Estamos a entrar no último ano desta legislatura. Quando olho para o que aconteceu neste período, no sector ferroviário, não posso deixar de me sentir profundamente decepcionado com as decisões que este Governo tomou em relação a este sector, em particular mas, também, em relação aos transportes em geral. As decisões tomadas foram sempre no sentido de manter o status quo, o que agravou a degradação dos diferentes subsectores.

Vamos por partes.

Governar não é fácil, é uma afirmação que se ouve com frequência. Talvez! Sobretudo se a acção governativa visar defender o Interesse Nacional. Mas infelizmente não foi isso que aconteceu, pelo menos desde os anos 90 do século passado, em que governar foi, para alguns, criar condições de benefício pessoal, conforme se comprova com os inúmeros casos de corrupção que a justiça tem entre mãos. Mesmo quando não fizeram nada de ilegal, criaram as condições para retirar benefício pessoal pertencendo a Conselhos ou de Administração ou Estratégicos ou de outra coisa qualquer.

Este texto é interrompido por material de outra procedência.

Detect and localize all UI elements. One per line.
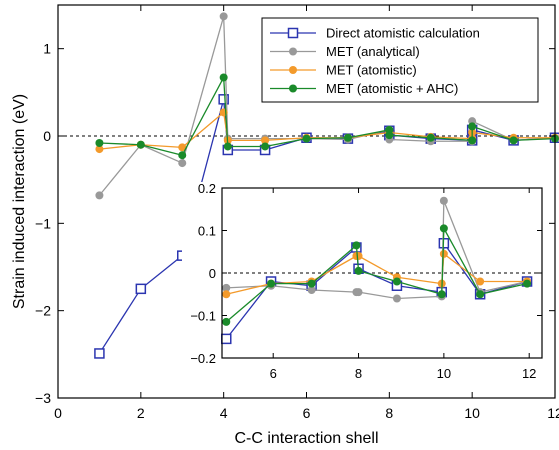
inset-series-met-atomistic-ahc-point [352, 241, 361, 250]
plot-frame [57, 4, 556, 399]
main-x-tick-label: 10 [464, 405, 480, 421]
inset-series-met-analytical-point [354, 288, 363, 297]
main-y-tick-label: 0 [43, 128, 51, 144]
main-series-met-atomistic-point [178, 143, 187, 152]
inset-y-axis-ticks: −0.2 −0.1 0 0.1 0.2 [190, 181, 542, 366]
inset-y-tick-label: −0.2 [190, 351, 216, 366]
inset-series-met-atomistic-ahc-point [523, 279, 532, 288]
inset-y-tick-label: −0.1 [190, 309, 216, 324]
inset-y-tick-label: 0.2 [198, 181, 216, 196]
legend-entry-met-atomistic-swatch-point [289, 66, 297, 74]
main-series-group [94, 12, 559, 359]
inset-background [182, 182, 548, 386]
inset-series-met-analytical-point [392, 294, 401, 303]
inset-series-met-atomistic-ahc-point [307, 279, 316, 288]
legend-entry-met-atomistic-label: MET (atomistic) [326, 63, 417, 78]
inset-series-met-atomistic-point [222, 290, 231, 299]
legend: Direct atomistic calculation MET (analyti… [261, 17, 539, 103]
main-series-met-analytical-point [219, 12, 228, 21]
inset-y-tick-label: 0.1 [198, 224, 216, 239]
main-x-tick-label: 0 [54, 405, 62, 421]
legend-entry-met-analytical-label: MET (analytical) [326, 44, 420, 59]
main-series-met-atomistic-ahc-point [426, 133, 435, 142]
main-series-met-atomistic-ahc-point [509, 136, 518, 145]
legend-entry-met-atomistic: MET (atomistic) [270, 63, 417, 78]
main-series-met-atomistic-ahc-point [261, 142, 270, 151]
main-series-met-atomistic-ahc-point [468, 122, 477, 131]
y-axis-ticks: −3 −2 −1 0 1 [35, 41, 555, 406]
inset-series-met-analytical-point [307, 286, 316, 294]
inset-series-met-analytical-line [226, 200, 528, 300]
main-x-tick-label: 4 [220, 405, 228, 421]
main-series-met-analytical-point [95, 191, 104, 200]
inset-series-met-atomistic-ahc-point [437, 290, 446, 299]
inset-series-met-atomistic-point [354, 252, 363, 260]
main-series-met-atomistic-ahc-point [219, 73, 228, 82]
legend-entry-direct-atomistic-calculation: Direct atomistic calculation [270, 26, 480, 41]
main-plot: 0 2 4 6 8 10 12 −3 −2 −1 0 1 [35, 4, 559, 421]
legend-entry-met-atomistic-ahc-label: MET (atomistic + AHC) [326, 81, 458, 96]
legend-entry-met-analytical: MET (analytical) [270, 44, 420, 59]
main-series-met-atomistic-ahc-point [223, 142, 232, 151]
main-series-met-atomistic-ahc-point [385, 131, 394, 140]
inset-series-met-atomistic-point [439, 249, 448, 258]
x-axis-title: C-C interaction shell [234, 430, 378, 447]
main-x-tick-label: 12 [547, 405, 559, 421]
inset-plot: 6 8 10 12 −0.2 −0.1 0 0.1 0.2 [182, 181, 548, 386]
legend-entry-met-atomistic-ahc-swatch-point [289, 84, 297, 93]
main-y-tick-label: 1 [43, 41, 51, 57]
inset-series-met-atomistic-ahc [222, 224, 532, 326]
main-series-met-atomistic-ahc-point [468, 136, 477, 145]
main-y-tick-label: −1 [35, 215, 51, 231]
main-series-direct-atomistic-calculation-point [218, 94, 229, 105]
inset-series-met-atomistic-ahc-point [476, 290, 485, 299]
main-series-met-atomistic-point [261, 136, 270, 145]
inset-series-met-atomistic-ahc-point [354, 266, 363, 275]
main-x-tick-label: 2 [137, 405, 145, 421]
inset-x-tick-label: 10 [437, 366, 451, 381]
inset-y-tick-label: 0 [209, 266, 216, 281]
main-series-direct-atomistic-calculation-point [94, 348, 105, 359]
main-series-met-atomistic-ahc-point [178, 151, 187, 160]
y-axis-title: Strain induced interaction (eV) [11, 94, 28, 309]
legend-entry-direct-atomistic-calculation-swatch-point [287, 27, 299, 39]
main-series-met-atomistic-ahc-point [343, 133, 352, 142]
main-series-met-atomistic-ahc-point [136, 140, 145, 149]
inset-x-tick-label: 8 [355, 366, 362, 381]
inset-frame [221, 187, 543, 359]
inset-series-met-atomistic-ahc-line [225, 227, 528, 323]
inset-series-met-analytical-point [222, 283, 231, 292]
legend-entry-direct-atomistic-calculation-label: Direct atomistic calculation [326, 26, 480, 41]
inset-series-met-analytical-point [439, 196, 448, 205]
inset-x-tick-label: 6 [270, 366, 277, 381]
main-y-tick-label: −2 [35, 303, 51, 319]
inset-series-met-atomistic-ahc-point [267, 279, 276, 288]
legend-entry-met-atomistic-ahc: MET (atomistic + AHC) [270, 81, 458, 96]
main-y-tick-label: −3 [35, 390, 51, 406]
main-series-met-atomistic-point [95, 145, 104, 154]
main-series-met-atomistic-ahc [95, 73, 559, 160]
inset-series-direct-atomistic-calculation-point [221, 333, 232, 345]
inset-x-tick-label: 12 [522, 366, 536, 381]
inset-series-met-atomistic-line [226, 253, 528, 295]
inset-x-axis-ticks: 6 8 10 12 [270, 188, 536, 381]
legend-entries: Direct atomistic calculation MET (analyti… [270, 26, 480, 96]
inset-series-met-atomistic-point [476, 277, 485, 286]
legend-entry-met-analytical-swatch-point [289, 47, 297, 56]
inset-series-met-atomistic-ahc-point [222, 317, 231, 326]
inset-series-met-atomistic-ahc-point [392, 277, 401, 286]
main-x-tick-label: 6 [303, 405, 311, 421]
main-series-direct-atomistic-calculation-point [135, 283, 147, 295]
main-series-met-atomistic-ahc-point [95, 138, 104, 147]
inset-series-group [221, 196, 533, 345]
main-series-met-analytical-point [178, 159, 187, 168]
main-series-met-atomistic-ahc-point [302, 134, 311, 143]
main-x-tick-label: 8 [385, 405, 393, 421]
inset-series-met-atomistic-ahc-point [439, 224, 448, 233]
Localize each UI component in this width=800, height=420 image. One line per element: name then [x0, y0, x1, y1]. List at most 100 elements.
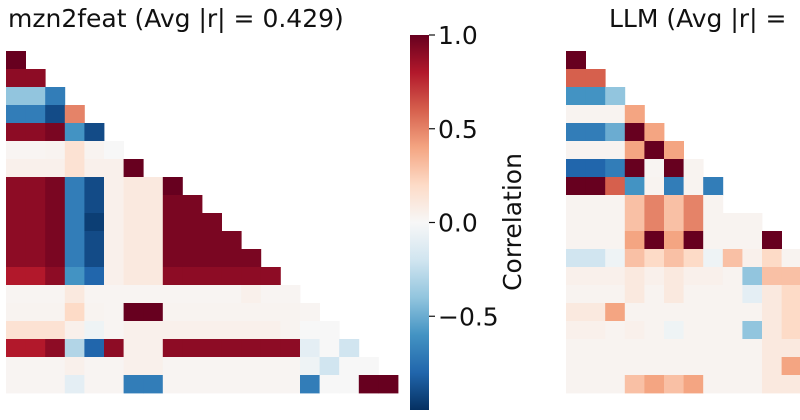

Não estou, nem pretendo, fazer aqui, qualquer análise histórica às últimas três décadas de governação no nosso País (embora seja importante que todos saibamos um pouco mais de história, em especial a do século XX), nem quero meter todos no mesmo saco, apenas estou a fazer a constatação de factos de todos conhecidos e que nos trouxeram à situação em que nos encontramos hoje: uma dívida pública de mais de 250 mil milhões de euros o que nos retira, todos os anos e por agora, quase 10 mil milhões de euros só para juros; salários mínimos e médios miseráveis, empregos precários e pouco qualificados na sua esmagadora maioria, forçando milhares dos nossos jovens mais preparados a sair do País para poderem ter actividades profissionais e remunerações adequadas às suas qualificações (quase todos nós vivemos essa situação com familiares). Ora é óbvio que, governar com estes resultados não é, certamente, defender o Interesse Nacional.

E, naturalmente, não pode ser defender o Interesse Nacional quando o Estado deixa de ter o controlo de sectores vitais e estratégicos para o desenvolvimento e segurança do País, como a Rede Eléctrica Nacional, a infra-estrutura da Rede de Comunicações e as infra-estruturas Aeroportuárias Nacionais. É evidente que, no contexto actual, vai ser difícil ao País reverter a situação, qualquer que seja o Governo e, mesmo assim, era necessário que se conseguisse acordo político alargado sobre o que é o Interesse Nacional.

As empresas procuram, legitimamente, o objectivo de lucrar com a sua actividade e só assim podem subsistir, criando empregos e desenvolvendo a economia. Mas a prática das multinacionais, como as que ficaram com os sectores estratégicos do País, (como todos os que acompanham estes fenómenos sabem), apenas têm um único objectivo: “o máximo retorno para o accionista”. Consequentemente os investimentos na manutenção e renovação das infra-estruturas é o mínimo possível para que estas mantenham alguma operacionalidade e as soluções são sempre as de menor custo para o investidor mesmo se, objectivamente, são as piores para o País.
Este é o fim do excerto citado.